Ayrıca telsizlerin patlamasıyla daha büyük yangınlar çıktığına, bunun da çağrı cihazlarına kıyasla telsizlere daha fazla patlayıcı yerleştirilmiş olabileceğini gösterdiğine dikkat çekiliyor.

Lübnan'ın açıkladığı rakamlara göre telsizlerin patlatılmasıyla en az 71 ev ve dükkanla 18 sivil araç ve motosiklet yandı. 

Telsizlerden bazılarında Japon firması Icom'un amblemi görülüyor. Ancak şirket, IC-V82 model numaralı telsizlerin ve bunlarda kullanılan bataryaların üretiminin neredeyse 10 yıl önce durdurulduğunu belirtiyor. Patlayıcıların bu cihazlara nasıl yerleştirildiğiyse henüz netleştirilemedi. Icom, bu telsizlerin sahte olabileceğini öne sürüyor.

Lübnan medyasındaki haberlerde, saldırıda en az iki güneş enerjisi panelinin de alev aldığı bildiriliyor. Saldırılarda çıkan küçük çaplı yangınların söndürüldüğü bildirilirken, patlamada bir kız çocuğunun yaralandığı aktarılıyor. Ancak bu panellerin infilak ettirilen diğer cihazların etkisiyle mi alev aldığı yoksa uzaktan kumandayla mı patlatıldığı belli değil. 

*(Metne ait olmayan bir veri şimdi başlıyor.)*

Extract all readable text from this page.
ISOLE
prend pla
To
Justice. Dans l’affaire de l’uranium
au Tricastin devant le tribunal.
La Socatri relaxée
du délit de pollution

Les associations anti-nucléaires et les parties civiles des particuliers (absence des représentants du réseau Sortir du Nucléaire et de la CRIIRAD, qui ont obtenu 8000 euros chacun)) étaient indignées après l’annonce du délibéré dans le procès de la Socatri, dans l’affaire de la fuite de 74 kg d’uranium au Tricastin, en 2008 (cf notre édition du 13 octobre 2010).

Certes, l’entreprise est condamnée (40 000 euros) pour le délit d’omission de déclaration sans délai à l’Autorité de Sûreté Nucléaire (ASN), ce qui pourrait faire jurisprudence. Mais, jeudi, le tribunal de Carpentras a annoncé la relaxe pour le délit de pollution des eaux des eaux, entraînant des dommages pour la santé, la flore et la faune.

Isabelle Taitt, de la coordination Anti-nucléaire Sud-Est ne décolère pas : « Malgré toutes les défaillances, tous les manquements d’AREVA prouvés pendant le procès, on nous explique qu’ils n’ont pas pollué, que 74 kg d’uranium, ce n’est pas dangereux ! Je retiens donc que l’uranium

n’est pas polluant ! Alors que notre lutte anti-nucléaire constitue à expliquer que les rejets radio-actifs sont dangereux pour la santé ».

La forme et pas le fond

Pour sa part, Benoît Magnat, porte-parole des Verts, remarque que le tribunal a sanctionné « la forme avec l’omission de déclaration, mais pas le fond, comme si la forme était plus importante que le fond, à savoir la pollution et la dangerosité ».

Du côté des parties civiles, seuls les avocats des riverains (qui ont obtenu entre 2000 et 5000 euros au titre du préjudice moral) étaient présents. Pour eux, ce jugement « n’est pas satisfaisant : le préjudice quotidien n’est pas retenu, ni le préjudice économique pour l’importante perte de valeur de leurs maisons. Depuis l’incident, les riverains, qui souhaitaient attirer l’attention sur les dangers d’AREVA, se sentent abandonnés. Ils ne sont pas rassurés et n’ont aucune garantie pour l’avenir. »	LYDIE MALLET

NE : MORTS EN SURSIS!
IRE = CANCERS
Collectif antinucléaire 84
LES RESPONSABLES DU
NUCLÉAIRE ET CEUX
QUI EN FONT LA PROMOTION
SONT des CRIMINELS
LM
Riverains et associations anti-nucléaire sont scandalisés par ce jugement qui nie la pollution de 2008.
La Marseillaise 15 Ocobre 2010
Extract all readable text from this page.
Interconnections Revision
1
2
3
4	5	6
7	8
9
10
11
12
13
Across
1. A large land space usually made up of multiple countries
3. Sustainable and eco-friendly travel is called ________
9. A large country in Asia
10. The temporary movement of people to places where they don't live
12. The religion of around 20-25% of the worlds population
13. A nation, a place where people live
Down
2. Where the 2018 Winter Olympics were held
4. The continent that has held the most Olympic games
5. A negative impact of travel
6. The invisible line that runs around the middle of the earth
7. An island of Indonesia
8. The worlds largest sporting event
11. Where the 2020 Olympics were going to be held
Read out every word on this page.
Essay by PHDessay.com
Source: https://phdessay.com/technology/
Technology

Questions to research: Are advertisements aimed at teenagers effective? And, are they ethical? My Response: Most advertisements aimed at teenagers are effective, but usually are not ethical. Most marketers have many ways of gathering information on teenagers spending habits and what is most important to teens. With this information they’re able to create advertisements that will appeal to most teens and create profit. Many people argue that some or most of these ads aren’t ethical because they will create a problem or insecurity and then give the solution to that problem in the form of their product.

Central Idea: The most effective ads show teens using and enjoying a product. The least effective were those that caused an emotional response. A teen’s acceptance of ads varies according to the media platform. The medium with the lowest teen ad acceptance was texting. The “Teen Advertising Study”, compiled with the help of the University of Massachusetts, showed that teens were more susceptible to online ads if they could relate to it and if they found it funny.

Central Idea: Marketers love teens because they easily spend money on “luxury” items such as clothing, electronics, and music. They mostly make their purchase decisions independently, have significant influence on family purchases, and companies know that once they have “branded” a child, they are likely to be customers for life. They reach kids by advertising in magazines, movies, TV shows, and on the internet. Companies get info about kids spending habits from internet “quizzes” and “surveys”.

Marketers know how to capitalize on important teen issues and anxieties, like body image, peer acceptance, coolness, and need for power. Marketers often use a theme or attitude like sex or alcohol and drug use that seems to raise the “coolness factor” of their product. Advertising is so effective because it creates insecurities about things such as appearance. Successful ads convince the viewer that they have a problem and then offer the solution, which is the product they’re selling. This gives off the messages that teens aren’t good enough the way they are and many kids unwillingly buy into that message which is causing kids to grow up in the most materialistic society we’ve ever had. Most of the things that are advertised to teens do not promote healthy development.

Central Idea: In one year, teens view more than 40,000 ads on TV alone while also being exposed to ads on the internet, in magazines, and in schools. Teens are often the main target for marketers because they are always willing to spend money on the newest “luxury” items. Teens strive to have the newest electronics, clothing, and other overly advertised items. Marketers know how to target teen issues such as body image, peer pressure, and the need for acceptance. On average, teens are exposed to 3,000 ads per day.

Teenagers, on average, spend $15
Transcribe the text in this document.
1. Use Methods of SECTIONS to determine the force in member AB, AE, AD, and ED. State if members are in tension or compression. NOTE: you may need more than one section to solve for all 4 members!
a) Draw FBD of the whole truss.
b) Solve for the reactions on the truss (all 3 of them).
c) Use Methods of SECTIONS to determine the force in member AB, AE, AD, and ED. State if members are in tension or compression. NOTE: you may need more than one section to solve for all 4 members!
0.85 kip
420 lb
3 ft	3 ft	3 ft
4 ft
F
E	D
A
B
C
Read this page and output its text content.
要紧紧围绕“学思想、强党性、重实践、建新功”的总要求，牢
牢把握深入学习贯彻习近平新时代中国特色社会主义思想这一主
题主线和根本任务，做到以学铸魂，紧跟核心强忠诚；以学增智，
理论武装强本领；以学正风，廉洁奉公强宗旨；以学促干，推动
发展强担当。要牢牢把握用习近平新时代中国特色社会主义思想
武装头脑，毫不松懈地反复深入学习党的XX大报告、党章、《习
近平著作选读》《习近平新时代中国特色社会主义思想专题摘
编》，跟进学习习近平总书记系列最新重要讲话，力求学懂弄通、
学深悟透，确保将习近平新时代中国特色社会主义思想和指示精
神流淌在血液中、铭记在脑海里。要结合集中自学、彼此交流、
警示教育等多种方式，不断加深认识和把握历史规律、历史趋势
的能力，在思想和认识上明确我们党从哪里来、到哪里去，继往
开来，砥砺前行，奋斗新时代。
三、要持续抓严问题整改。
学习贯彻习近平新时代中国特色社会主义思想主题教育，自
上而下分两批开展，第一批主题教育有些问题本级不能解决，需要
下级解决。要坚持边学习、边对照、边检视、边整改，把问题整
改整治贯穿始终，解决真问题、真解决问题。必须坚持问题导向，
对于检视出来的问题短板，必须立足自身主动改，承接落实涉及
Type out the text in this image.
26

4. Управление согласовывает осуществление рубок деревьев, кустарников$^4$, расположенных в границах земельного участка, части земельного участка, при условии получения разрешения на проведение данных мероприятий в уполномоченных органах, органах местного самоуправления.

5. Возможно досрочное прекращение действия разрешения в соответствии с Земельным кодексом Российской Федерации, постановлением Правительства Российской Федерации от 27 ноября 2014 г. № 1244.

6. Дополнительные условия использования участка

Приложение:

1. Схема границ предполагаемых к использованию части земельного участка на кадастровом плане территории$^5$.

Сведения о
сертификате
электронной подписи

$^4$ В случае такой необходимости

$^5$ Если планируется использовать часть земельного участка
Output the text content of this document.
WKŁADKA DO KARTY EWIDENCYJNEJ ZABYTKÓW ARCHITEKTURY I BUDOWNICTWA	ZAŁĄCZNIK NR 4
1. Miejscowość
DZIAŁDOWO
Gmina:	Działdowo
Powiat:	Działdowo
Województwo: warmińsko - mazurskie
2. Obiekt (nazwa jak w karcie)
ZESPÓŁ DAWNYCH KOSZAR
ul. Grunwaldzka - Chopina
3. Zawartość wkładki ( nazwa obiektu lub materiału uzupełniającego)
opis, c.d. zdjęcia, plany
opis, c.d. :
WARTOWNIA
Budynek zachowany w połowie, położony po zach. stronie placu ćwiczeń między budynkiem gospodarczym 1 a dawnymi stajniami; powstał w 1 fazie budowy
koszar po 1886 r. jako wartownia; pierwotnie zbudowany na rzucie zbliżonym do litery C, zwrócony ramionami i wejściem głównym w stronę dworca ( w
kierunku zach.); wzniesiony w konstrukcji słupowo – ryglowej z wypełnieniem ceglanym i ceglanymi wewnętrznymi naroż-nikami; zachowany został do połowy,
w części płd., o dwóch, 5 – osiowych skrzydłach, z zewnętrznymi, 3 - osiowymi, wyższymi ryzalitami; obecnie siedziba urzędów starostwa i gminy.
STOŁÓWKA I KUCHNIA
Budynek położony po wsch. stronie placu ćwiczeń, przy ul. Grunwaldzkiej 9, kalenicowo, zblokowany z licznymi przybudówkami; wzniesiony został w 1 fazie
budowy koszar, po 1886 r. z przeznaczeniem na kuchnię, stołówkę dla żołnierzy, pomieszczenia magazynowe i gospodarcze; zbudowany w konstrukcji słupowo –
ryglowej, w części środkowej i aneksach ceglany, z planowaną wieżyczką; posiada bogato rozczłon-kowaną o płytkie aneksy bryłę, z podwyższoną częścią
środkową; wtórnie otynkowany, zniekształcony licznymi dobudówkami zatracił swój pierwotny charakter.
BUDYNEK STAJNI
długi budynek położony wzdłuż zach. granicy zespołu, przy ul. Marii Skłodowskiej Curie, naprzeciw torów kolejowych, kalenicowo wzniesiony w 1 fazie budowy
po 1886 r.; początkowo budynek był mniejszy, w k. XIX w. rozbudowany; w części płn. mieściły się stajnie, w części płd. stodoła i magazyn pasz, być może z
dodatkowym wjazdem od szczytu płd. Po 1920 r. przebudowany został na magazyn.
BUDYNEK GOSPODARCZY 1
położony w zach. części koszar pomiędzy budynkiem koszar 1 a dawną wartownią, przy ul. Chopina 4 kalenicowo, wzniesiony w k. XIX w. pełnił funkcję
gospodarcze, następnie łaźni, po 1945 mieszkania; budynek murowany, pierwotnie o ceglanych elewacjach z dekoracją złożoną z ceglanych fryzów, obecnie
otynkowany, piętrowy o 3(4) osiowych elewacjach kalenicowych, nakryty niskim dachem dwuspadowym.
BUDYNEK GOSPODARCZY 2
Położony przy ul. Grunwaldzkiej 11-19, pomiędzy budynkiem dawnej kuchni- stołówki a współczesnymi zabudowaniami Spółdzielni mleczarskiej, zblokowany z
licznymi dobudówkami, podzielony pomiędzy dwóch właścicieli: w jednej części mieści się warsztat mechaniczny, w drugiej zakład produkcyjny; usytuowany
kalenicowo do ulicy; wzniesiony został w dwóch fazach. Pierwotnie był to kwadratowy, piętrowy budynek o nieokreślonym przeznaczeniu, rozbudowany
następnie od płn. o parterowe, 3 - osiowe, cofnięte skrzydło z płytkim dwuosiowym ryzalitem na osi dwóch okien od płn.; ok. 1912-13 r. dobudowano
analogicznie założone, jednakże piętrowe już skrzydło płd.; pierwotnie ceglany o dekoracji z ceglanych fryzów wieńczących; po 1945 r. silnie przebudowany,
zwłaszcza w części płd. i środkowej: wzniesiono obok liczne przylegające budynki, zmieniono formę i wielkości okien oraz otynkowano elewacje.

Amerikan düşünce kuruluşu Soufan Center'dan Clara Broekaert, CNN'e açıklamasında saldırı dalgasının Lübnan halkının psikolojisini olumsuz etkilediğini ve Hizbullah üzerinde misilleme baskısı oluşturduğuna dikkat çekerek şunları söylüyor:

Saldırılarda günlük hayatın böylesine korkunç, beklenmedik ve geniş ölçekte kesintiye uğratılması, misilleme yapılmasına yönelik ekstra bir baskı yaratacaktır diye düşünüyorum. İnsanlar yaşananların hesabının sorulduğunu görmek istiyor.

Üst üste gelen saldırıların ardından dün Hizbullah, İsrail sınırındaki el-Merc bölgesine füze fırlattı. İkisi ağır 8 İsraillinin yaralandığı bildirilirken, bu kişilerin sivil veya asker olduğuna ilişkin bilgi paylaşılmadı.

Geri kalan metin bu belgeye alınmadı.